That focus continued straight through high school—she was a National Merit Scholar and received an honorable mention on USA Today’s All-USA High School Academic Team—and at MIT, where she majored in biology and had a perfect 5.0 grade-point average. After graduating in 1997, she set off for Oxford, England, on a Rhodes scholarship, to pursue research on human genetic resistance to malaria.
At the time, the main way scientists studied natural selection in human beings was by developing theories to explain the presence of a specific version of a gene in a population. This method dated back to the 1940s, when the British geneticist and evolutionary biologist J.B.S. Haldane speculated that the reason red blood cell disorders, such as sickle cell anemia, were more common in tropical environments where malaria was endemic was that the gene causing those disorders also conferred some protection against malaria—the “malaria hypothesis.” Beginning in the 1980s, researchers began developing more sophisticated tests to identify “signatures” of natural selection, but these were blunt tools that had difficulty detecting evolutionary changes that had occurred in the past 10,000 years—precisely when many diseases that ravage humans arose.

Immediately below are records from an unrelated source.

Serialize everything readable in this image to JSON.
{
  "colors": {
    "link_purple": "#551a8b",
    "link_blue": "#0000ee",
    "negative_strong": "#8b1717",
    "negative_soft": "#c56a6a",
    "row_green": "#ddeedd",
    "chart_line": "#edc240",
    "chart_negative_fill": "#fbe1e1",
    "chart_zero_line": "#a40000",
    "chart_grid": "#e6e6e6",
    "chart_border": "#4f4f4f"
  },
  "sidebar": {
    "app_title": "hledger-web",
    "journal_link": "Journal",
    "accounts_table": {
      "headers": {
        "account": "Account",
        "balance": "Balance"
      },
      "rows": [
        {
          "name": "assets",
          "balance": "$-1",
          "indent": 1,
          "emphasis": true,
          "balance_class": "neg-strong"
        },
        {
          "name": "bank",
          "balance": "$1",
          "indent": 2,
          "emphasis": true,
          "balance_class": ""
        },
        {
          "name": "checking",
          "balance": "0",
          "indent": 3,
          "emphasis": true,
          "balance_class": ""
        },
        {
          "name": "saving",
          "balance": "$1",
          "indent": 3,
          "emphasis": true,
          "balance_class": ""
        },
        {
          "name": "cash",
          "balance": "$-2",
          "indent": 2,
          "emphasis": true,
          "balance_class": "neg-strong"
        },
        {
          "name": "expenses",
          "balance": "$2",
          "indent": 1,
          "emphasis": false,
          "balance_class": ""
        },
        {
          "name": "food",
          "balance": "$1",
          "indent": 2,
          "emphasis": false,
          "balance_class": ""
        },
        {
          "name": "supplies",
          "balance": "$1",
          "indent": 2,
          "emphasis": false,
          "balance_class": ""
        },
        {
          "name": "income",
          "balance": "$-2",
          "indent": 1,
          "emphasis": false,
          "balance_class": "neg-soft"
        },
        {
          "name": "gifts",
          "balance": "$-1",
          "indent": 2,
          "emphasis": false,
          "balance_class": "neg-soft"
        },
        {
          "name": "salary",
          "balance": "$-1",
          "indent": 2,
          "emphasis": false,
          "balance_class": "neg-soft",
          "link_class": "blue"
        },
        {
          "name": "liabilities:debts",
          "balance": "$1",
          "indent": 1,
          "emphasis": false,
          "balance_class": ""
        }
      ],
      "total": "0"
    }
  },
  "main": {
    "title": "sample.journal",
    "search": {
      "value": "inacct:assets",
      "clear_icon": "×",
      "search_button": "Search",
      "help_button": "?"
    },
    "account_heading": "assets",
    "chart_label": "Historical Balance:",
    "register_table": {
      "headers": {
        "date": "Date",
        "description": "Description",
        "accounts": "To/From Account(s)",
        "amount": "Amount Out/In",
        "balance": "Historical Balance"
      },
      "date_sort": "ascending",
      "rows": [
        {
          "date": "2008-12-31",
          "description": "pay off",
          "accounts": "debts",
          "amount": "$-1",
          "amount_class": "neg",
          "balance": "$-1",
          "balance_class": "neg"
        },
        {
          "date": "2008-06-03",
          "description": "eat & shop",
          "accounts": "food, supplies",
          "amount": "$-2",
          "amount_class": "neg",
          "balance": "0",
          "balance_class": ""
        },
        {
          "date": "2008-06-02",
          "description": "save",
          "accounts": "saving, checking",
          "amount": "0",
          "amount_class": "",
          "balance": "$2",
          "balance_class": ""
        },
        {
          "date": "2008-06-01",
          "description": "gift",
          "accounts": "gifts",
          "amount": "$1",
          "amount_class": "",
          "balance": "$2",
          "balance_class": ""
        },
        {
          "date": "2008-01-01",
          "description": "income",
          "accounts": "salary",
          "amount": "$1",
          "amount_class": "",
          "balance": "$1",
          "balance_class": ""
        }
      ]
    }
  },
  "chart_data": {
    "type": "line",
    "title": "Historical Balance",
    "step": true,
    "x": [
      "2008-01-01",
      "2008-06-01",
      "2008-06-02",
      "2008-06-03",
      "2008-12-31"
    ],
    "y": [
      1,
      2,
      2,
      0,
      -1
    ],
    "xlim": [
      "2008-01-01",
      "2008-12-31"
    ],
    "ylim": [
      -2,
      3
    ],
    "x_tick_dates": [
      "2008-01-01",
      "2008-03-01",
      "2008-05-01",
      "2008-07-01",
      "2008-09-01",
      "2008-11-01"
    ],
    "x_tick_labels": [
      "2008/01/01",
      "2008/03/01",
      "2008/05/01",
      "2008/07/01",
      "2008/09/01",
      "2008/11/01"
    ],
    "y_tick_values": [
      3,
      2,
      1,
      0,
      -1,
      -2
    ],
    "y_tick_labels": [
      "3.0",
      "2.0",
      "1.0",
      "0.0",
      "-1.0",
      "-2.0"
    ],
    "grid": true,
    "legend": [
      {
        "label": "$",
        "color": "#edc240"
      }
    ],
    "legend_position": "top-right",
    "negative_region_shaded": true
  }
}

Sabeti was convinced that there was a way to pinpoint when more recent changes in the human genome had occurred and that this knowledge could lead to breakthroughs in fighting disease. Specifically, she wanted to use the makeup of neighborhoods of genes (called haplotypes) to determine if a specific gene variation (called an allele) in a given neighborhood had recently come to prominence in a population because it conferred an evolutionary advantage. This should be possible, she thought, by using the never-ending process of genetic recombination—the breaking and rejoining of DNA strands—as a kind of clock to measure how long ago a given mutation had swept through a population. If a widespread mutation had appeared recently—for instance, the mutation that enabled adult human beings to digest the lactose in cow’s milk, a nutritional advantage for many people in Europe after cows became common there—fewer recombination events would have occurred since it was introduced. As a result, the mutated version of that allele should be on a stretch of DNA that was more or less identical for everyone in a population. If the mutation had appeared a longer time ago, recombination would dictate that the area around the mutated allele would have gone through more random recombination events and it would be on a stretch of DNA that was more varied across the population.
It was a radical approach: Instead of using existing tools to analyze new data, she was trying to develop new tools to use on available data. When she was at Oxford, “Everybody thought what I was trying to look for was dumb,” Sabeti says. “It seemed as if I was just going to go nowhere. I know everyone has a hard time at some point when they’re in graduate school, but I was on the higher end of the hard time early on in my PhD.”
Nevertheless, Sabeti returned to Boston to attend Harvard Medical School and kept at it, taking “a series of little steps,” she says. “I was just charting my path in my own weird ways.” Then, early one morning, she plugged a large data set related to the DC40L gene, which she’d already linked to malaria resistance, into an algorithm she’d developed and watched results showing it was associated with a common haplotype—indicating it had recently been selected for—come into focus on her computer screen.
“I was just sort of beside myself with excitement,” she says. “It’s a really exciting moment when you know something about the whole world that no one else does. I wanted to call somebody, but didn’t know anybody I felt comfortable calling at 3 a.m.”
There’d be plenty of people eager to talk to Sabeti before long. That October, she was the lead author on a paper published in Nature that laid out her discovery’s “profound implications for the study of human history and for medicine.” For the first time, researchers could look for evidence of positive selection by testing common haplotypes even if they didn’t have “prior knowledge of a specific variant or selective advantage.” By applying this approach to pathogens, there was the possibility of identifying how diseases had evolved to outwit the human immune response or develop drug resistance—knowledge that would open up new avenues to combating disease.
All of a sudden, the previously unknown 26-year-old was a superstar. David Hafler, a Yale neurologist and immunobiologist who has worked with Sabeti, compares her approach to that of a preternaturally gifted athlete, the hockey great Wayne Gretzky. “He was asked, ‘Why are you always where the action is?’ And he responded, ‘I don’t skate to where the puck is, I skate to where the puck is going to be.’ That’s the reason she’s able to make all of these fundamental contributions.”